= Payment orchestration =

Process to combine digital payment service providers

Payment orchestration is the process of managing and optimizing digital payments by integrating multiple payment service providers, gateways, and methods into a single platform.

== Overview ==
Payment orchestration is an advanced framework that enables businesses to streamline and optimize their payment processing by integrating multiple payment methods and service providers into a single platform. Payment orchestration is distinct from a payment gateway or payment optimization. A gateway is narrower in scope, as it provides a means of access to payment processing, and is not a system to tailor and optimize payment flows for specific merchants or payment service providers. Payment optimization involves techniques to improve the outcome of an individual transaction. Orchestration is the entire "payments stack".

Components of payment orchestration include the use of a platform for processing; integration with payment service providers; built-in fraud prevention and security; and the means for customization according to business requirements.

== Payment Orchestration Platform ==
A Payment Orchestration Platform (POP) is the core of the payment orchestration process, functioning as a centralized system that integrates various payment methods and service providers. This platform allows merchants, payment service providers (PSPs), and acquirers to manage and customize their payment flows to meet specific business needs. The POP leverages advanced technologies such as data analytics and machine learning to intelligently route transactions to the most efficient provider, thus improving transaction approval rates and minimizing chargebacks.

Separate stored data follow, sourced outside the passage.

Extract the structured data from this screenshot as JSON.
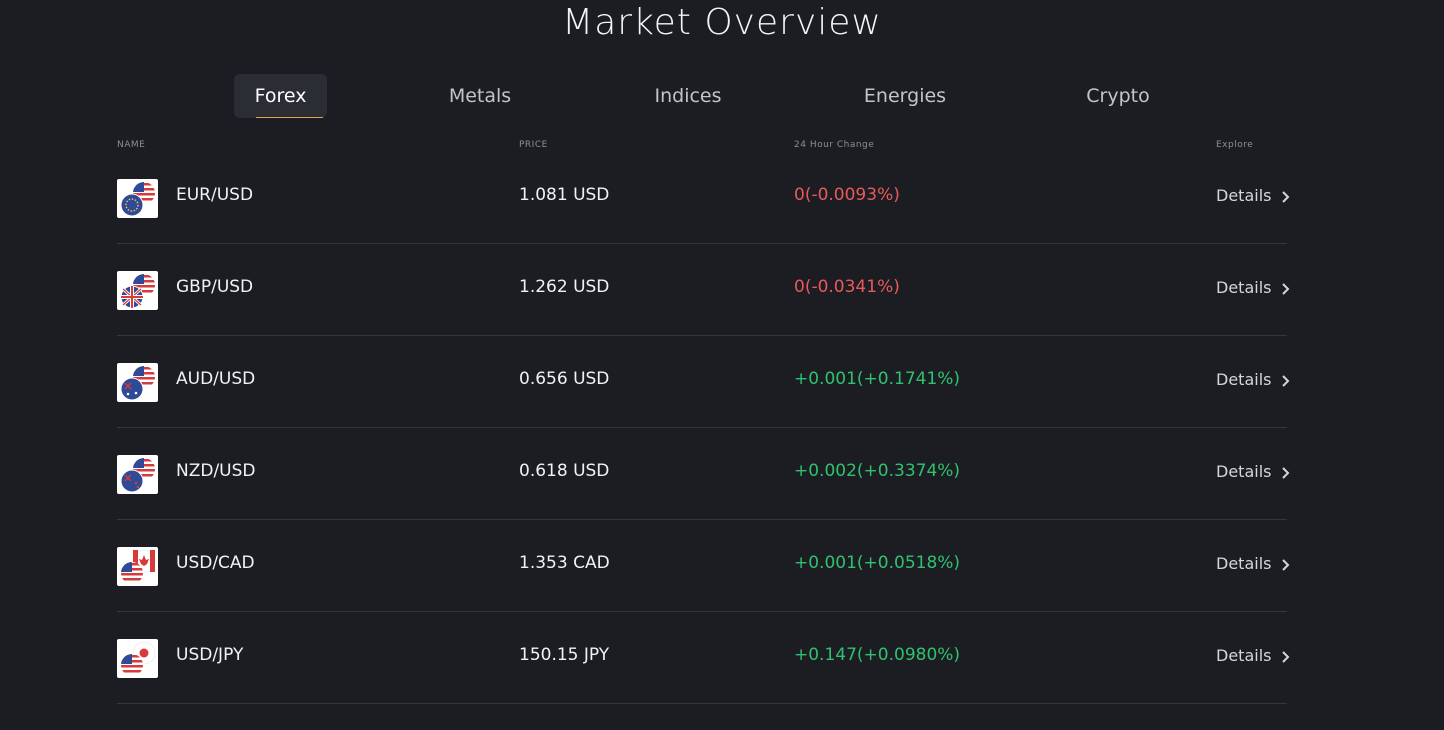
{
  "page": {
    "title": "Market Overview"
  },
  "tabs": [
    {
      "label": "Forex",
      "active": true
    },
    {
      "label": "Metals"
    },
    {
      "label": "Indices"
    },
    {
      "label": "Energies"
    },
    {
      "label": "Crypto"
    }
  ],
  "table": {
    "headers": {
      "name": "NAME",
      "price": "PRICE",
      "change": "24 Hour Change",
      "explore": "Explore"
    },
    "rows": [
      {
        "pair": "EUR/USD",
        "price": "1.081 USD",
        "change": "0(-0.0093%)",
        "direction": "down",
        "details": "Details",
        "icon": "eur-usd-flag-icon"
      },
      {
        "pair": "GBP/USD",
        "price": "1.262 USD",
        "change": "0(-0.0341%)",
        "direction": "down",
        "details": "Details",
        "icon": "gbp-usd-flag-icon"
      },
      {
        "pair": "AUD/USD",
        "price": "0.656 USD",
        "change": "+0.001(+0.1741%)",
        "direction": "up",
        "details": "Details",
        "icon": "aud-usd-flag-icon"
      },
      {
        "pair": "NZD/USD",
        "price": "0.618 USD",
        "change": "+0.002(+0.3374%)",
        "direction": "up",
        "details": "Details",
        "icon": "nzd-usd-flag-icon"
      },
      {
        "pair": "USD/CAD",
        "price": "1.353 CAD",
        "change": "+0.001(+0.0518%)",
        "direction": "up",
        "details": "Details",
        "icon": "usd-cad-flag-icon"
      },
      {
        "pair": "USD/JPY",
        "price": "150.15 JPY",
        "change": "+0.147(+0.0980%)",
        "direction": "up",
        "details": "Details",
        "icon": "usd-jpy-flag-icon"
      }
    ]
  },
  "colors": {
    "background": "#1c1d23",
    "negative": "#e85a5a",
    "positive": "#2fc26e",
    "tab_underline": "#d6a94a"
  }
}
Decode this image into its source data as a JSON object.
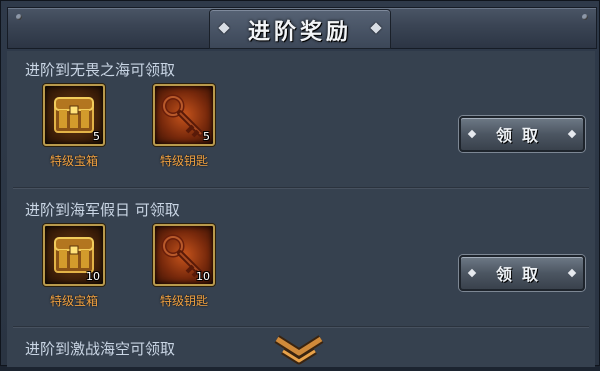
{
  "header": {
    "title": "进阶奖励"
  },
  "sections": [
    {
      "title": "进阶到无畏之海可领取",
      "items": [
        {
          "name": "特级宝箱",
          "qty": "5",
          "icon": "treasure-chest-icon"
        },
        {
          "name": "特级钥匙",
          "qty": "5",
          "icon": "key-icon"
        }
      ],
      "button": "领取"
    },
    {
      "title": "进阶到海军假日 可领取",
      "items": [
        {
          "name": "特级宝箱",
          "qty": "10",
          "icon": "treasure-chest-icon"
        },
        {
          "name": "特级钥匙",
          "qty": "10",
          "icon": "key-icon"
        }
      ],
      "button": "领取"
    },
    {
      "title": "进阶到激战海空可领取"
    }
  ],
  "colors": {
    "accent_orange": "#f0a040",
    "title_text": "#c9d5e4",
    "panel_bg": "#36414f",
    "icon_border": "#b99a4c"
  },
  "scroll_indicator": "chevron-down-icon"
}
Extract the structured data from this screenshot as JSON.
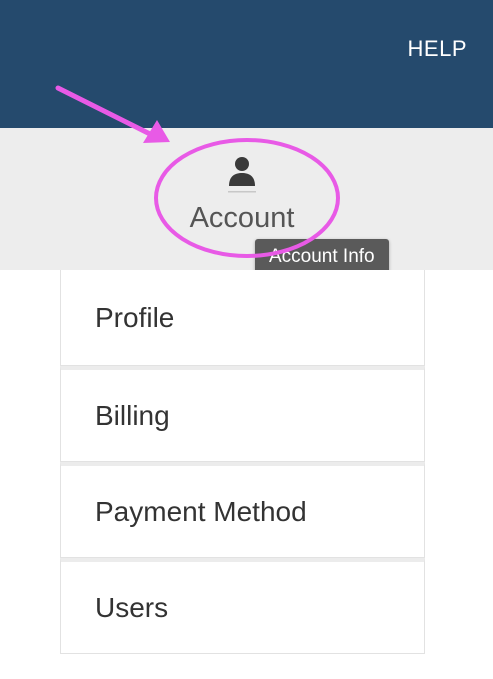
{
  "header": {
    "help_label": "HELP",
    "background": "#254a6d"
  },
  "account": {
    "icon": "user-icon",
    "label": "Account",
    "tooltip": "Account Info"
  },
  "menu": {
    "items": [
      {
        "label": "Profile"
      },
      {
        "label": "Billing"
      },
      {
        "label": "Payment Method"
      },
      {
        "label": "Users"
      }
    ]
  },
  "annotation": {
    "color": "#e85ae6",
    "shapes": [
      "arrow",
      "ellipse"
    ]
  }
}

Some enterprise-scale merchants have their own proprietary POPs in-house. To reduce the amount of time spent by developers on payment processing, others prefer to contract with a third-party POP vendor.

=== Modular and Scalable Architecture ===
The architecture of payment orchestration platforms is typically modular and scalable, designed to accommodate multiple clearing and settlement mechanisms (CSMs). This flexibility allows organizations to choose specific services they require, making it easier to adapt to changes in payment methods or regulations. The platform also features robust APIs that enable deep integration with existing systems, such as e-commerce platforms and customer relationship management tools.

=== User Experience and Workflow Customization ===
With POPs, businesses can configure workflows to handle various payment scenarios, such as retries for failed transactions, refunds, and chargebacks. This customization of routing rules allows for improved performance and reduced costs while minimizing declined transactions.

== Payment Service Provider Integration ==
Payment orchestration facilitates integration with multiple PSPs through open application programming interfaces. This connectivity enables a network capable of handling diverse payment scenarios, facilitating a seamless transaction flow and flexibility needed by high growth or enterprise-size merchants. By utilizing multiple PSPs, businesses can automatically route transactions to alternative processors in case of issues, thereby maintaining continuity in payment processing and improving authorization rates by up to 15%.

== Fraud Prevention and Security Measures ==
An important part of payment orchestration is built-in fraud prevention. Platforms often include tools for detecting suspicious activity and monitoring transactions in real-time. Regular updates to security settings help protect against emerging threats, thus ensuring secure transactions through encryption and tokenization.